As he crossed the ground between shelters to join Weyland for breakfast, and was working out the wording for this delicate question, he caught sight of Emily and Sam on the far side of the clearing.
Both were being led by Mrs Dreyton up into the tree line. By the look of the small canvas sack slung over Sam’s shoulder, they were off to gather firewood together. But there was something about their manner that caught his eye. It seemed to be a furtive departure, Mrs Dreyton and Sam looking back over their shoulders. A terrible thought occurred to him.
They’re not leaving, are they?
They’d die out there, for certain. He stopped in his tracks, and half turned to race across the clearing to them, to plead with Mrs Dreyton to stop this craziness, when he realised neither she, nor Emily were carrying anything and Sam had just the small sack and his gun slung over one shoulder.
Mrs Dreyton might have been quite mad enough to head out into the woods with nothing but the clothes on her body and the shawl around her head, but Sam was quite sensible. At the very least, Sam would have called over to talk to Ben first.
Relax… they’re after some firewood, that’s all.
He watched them as they climbed up the slope into the trees. Just before they were lost from sight behind the dense firs, he saw Sam look anxiously back towards the camp. Ben wondered what Sam was glancing at when he noticed Preston and Vander standing side by side just outside their church, silently watching the Dreytons go.
It was an odd tableau that had Ben puzzling over it as he arrived beside Weyland, squatting over a foil-lined wooden box in which nestled no more than a fistful of dark coffee beans. The rich aroma of the box wafted across to him seductively and his mouth moistened in anticipation. Savouring it with a deep breath, the odd scene was for the moment pushed far from his mind.
‘Morning, Mr Weyland.’
‘Ah, Mr Lambert,’ said Weyland, looking up. ‘A promise is a promise.
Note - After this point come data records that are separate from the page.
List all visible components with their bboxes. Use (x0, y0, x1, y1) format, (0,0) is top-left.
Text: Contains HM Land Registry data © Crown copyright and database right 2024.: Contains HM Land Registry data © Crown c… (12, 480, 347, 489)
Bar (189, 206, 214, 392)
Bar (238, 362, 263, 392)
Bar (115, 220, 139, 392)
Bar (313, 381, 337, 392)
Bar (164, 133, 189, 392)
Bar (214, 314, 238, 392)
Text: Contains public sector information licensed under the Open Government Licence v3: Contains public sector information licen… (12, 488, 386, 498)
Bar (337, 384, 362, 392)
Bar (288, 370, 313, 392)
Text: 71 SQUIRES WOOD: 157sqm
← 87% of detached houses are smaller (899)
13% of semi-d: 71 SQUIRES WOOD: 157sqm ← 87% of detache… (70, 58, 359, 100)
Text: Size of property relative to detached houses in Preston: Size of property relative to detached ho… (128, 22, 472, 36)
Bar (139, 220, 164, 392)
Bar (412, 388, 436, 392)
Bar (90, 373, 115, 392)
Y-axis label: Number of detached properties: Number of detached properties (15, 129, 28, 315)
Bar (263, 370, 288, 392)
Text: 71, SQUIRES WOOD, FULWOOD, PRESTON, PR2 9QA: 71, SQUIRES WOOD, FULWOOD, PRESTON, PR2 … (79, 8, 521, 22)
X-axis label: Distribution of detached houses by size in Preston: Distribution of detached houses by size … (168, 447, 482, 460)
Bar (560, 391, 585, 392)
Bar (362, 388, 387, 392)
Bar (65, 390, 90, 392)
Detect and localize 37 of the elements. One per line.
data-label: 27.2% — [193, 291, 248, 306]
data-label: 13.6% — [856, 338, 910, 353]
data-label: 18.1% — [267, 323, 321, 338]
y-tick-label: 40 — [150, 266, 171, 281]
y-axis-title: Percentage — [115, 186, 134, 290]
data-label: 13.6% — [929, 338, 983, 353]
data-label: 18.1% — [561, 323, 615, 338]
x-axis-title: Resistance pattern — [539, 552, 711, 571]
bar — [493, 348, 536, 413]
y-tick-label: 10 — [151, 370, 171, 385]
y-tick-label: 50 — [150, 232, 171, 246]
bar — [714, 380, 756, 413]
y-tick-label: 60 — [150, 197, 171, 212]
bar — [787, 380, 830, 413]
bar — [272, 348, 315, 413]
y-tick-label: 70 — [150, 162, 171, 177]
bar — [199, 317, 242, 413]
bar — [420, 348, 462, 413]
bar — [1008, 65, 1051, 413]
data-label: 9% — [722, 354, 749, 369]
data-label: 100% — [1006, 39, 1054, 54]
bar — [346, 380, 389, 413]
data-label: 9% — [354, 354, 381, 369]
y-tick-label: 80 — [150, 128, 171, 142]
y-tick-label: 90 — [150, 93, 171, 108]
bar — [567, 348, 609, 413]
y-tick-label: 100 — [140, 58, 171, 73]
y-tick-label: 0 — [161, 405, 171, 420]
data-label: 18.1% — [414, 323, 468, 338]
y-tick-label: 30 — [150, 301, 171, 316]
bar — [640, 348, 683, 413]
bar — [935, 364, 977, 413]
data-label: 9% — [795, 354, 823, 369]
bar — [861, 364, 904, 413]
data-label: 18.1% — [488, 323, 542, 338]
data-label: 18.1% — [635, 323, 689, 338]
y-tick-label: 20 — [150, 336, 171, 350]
Take a seat and I shall roast us these beans.’ He turned to the Negro girl, ‘Violet, bring me the skillet will you, my dear?’
Violet was busy nursing the first flames of their cooking fire. She shook her head. ‘Giles, get it yo’self, you lazy man. Cain’t you see I got my han’s busy tendin’ to this?’
Giles turned to Ben and shrugged with a world-weary flicker of his eyebrows. ‘Pfft, women, eh?’
Ben smiled with relief, glad that he could sit down and join them with a clear conscience. Violet was no slave; that much was for sure.